Julian Leviston
2/6/2009 4:23:00 AM
Yeah, it's as if you opened the class and redefined two... you're right.
if you want to define the method only on the particular instance that
you run that one method on you can do something like this:
hope this helps.
Last login: Fri Feb 6 14:06:35 on ttys003
Phatty:~ julian$ irb
>> class Hi
>> def one
>> instance_eval("
def two
puts 'hi'
end
")
>> end
>> def two
>> puts 'woo'
>> end
>> end
=> nil
>> x = Hi.new
=> #<Hi:0x5eab78>
>> y = Hi.new
=> #<Hi:0x5e96b0>
>> x.two
woo
=> nil
>> y.two
woo
=> nil
>> x.one
=> nil
>> x.two
hi
=> nil
>> y.two
woo
=> nil
>>
On 06/02/2009, at 2:46 PM, Daly wrote:
> I'm doing this as a learning experiment.
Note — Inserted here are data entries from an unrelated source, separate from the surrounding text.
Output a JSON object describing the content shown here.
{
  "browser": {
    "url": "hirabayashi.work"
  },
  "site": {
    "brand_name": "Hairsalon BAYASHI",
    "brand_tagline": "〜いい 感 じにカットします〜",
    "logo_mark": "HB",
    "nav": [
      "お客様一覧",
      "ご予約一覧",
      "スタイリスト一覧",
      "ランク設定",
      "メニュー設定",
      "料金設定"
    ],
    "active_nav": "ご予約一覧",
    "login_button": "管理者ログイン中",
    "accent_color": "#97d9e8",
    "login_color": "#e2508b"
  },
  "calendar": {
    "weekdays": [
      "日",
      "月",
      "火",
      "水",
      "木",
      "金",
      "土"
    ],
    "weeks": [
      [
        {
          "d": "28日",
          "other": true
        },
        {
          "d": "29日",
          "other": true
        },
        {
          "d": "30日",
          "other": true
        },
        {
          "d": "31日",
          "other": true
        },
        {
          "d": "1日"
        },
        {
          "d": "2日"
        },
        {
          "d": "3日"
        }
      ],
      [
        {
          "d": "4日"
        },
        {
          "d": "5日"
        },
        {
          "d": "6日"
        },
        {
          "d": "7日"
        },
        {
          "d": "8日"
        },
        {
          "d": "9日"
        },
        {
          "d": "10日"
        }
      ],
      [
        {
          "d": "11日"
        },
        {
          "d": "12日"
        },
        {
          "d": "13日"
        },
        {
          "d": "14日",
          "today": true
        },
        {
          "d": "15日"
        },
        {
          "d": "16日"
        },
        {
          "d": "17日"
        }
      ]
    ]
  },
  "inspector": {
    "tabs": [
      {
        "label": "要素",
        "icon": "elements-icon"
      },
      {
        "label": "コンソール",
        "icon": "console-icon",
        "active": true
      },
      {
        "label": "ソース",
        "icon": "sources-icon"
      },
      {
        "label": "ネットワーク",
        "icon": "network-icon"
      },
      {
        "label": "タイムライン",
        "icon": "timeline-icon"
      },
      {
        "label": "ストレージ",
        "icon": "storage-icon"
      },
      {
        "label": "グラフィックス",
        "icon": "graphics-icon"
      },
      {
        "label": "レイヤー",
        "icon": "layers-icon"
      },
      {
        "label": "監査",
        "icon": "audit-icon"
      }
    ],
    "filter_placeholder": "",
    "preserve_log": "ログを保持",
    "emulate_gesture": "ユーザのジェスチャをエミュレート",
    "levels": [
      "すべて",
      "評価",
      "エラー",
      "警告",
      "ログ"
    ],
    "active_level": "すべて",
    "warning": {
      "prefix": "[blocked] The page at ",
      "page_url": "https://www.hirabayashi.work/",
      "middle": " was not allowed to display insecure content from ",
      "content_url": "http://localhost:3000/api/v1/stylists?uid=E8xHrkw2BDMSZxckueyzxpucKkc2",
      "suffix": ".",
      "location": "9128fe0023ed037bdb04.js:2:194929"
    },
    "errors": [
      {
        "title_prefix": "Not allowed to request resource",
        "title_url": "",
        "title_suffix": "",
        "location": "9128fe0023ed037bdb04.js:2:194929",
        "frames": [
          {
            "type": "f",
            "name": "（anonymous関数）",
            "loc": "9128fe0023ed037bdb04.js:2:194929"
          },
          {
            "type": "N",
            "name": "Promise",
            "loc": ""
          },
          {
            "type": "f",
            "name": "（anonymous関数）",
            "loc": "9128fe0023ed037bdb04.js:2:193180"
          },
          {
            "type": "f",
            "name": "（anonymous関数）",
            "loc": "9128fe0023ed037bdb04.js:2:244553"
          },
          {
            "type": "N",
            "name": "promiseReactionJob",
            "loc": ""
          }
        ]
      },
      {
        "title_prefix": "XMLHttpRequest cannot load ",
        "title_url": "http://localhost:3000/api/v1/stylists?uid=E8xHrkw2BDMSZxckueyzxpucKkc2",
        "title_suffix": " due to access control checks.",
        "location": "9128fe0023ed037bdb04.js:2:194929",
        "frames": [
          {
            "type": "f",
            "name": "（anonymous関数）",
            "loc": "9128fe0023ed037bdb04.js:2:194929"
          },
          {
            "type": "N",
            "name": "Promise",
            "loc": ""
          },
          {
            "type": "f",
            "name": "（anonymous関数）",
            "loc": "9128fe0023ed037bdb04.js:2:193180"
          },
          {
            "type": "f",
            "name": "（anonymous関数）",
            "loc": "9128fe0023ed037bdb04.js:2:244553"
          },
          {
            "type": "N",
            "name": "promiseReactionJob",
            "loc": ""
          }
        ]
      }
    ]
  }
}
I would have thought that
> since self inside method one is an object, then two inside one would
> be defined on the object, not on the class.
>
> Phlip's explanation made it clear to me though. It's as if I opened
> the class and redefined two, correct?
>
> On Feb 5, 10:26 pm, Julian Leviston <jul...@coretech.net.au> wrote:
>> What happens when you call the one method is it redefines the two
>> INSTANCE METHOD at the class level (ie the context of instance method
>> definition in the class), which means ALL objects are affected.
>>
>> Why would you want to do this?
>>
>> Julian.
>>
>> On 06/02/2009, at 2:05 PM, Daly wrote:
>>
>>> Hello all,
>>
>>> If I have a class such as:
>>
>>> class Example
>>
>>> def one
>>> puts "one"
>>
>>> def two
>>> puts "two inside one"
>>> end
>>> end
>>
>>> def two
>>> puts "two inside Example"
>>> end
>>
>>> end
>>
>>> And I do:
>>> e = Example.new
>>> e.one
>>> e.two
>>
>>> I get, obviously:
>>> one
>>> two inside one
>>
>>> What I don't understand is that if after that I do:
>>> f = Example.new
>>> f.two
>>
>>> I still get:
>>> two inside one
>>
>>> Since the two method in question is defined within one, doesn't it
>>> behave like a method on the object e? How can it override the two
>>> method outside for the f object?
>>
>>> Thanks for your help in explaining this.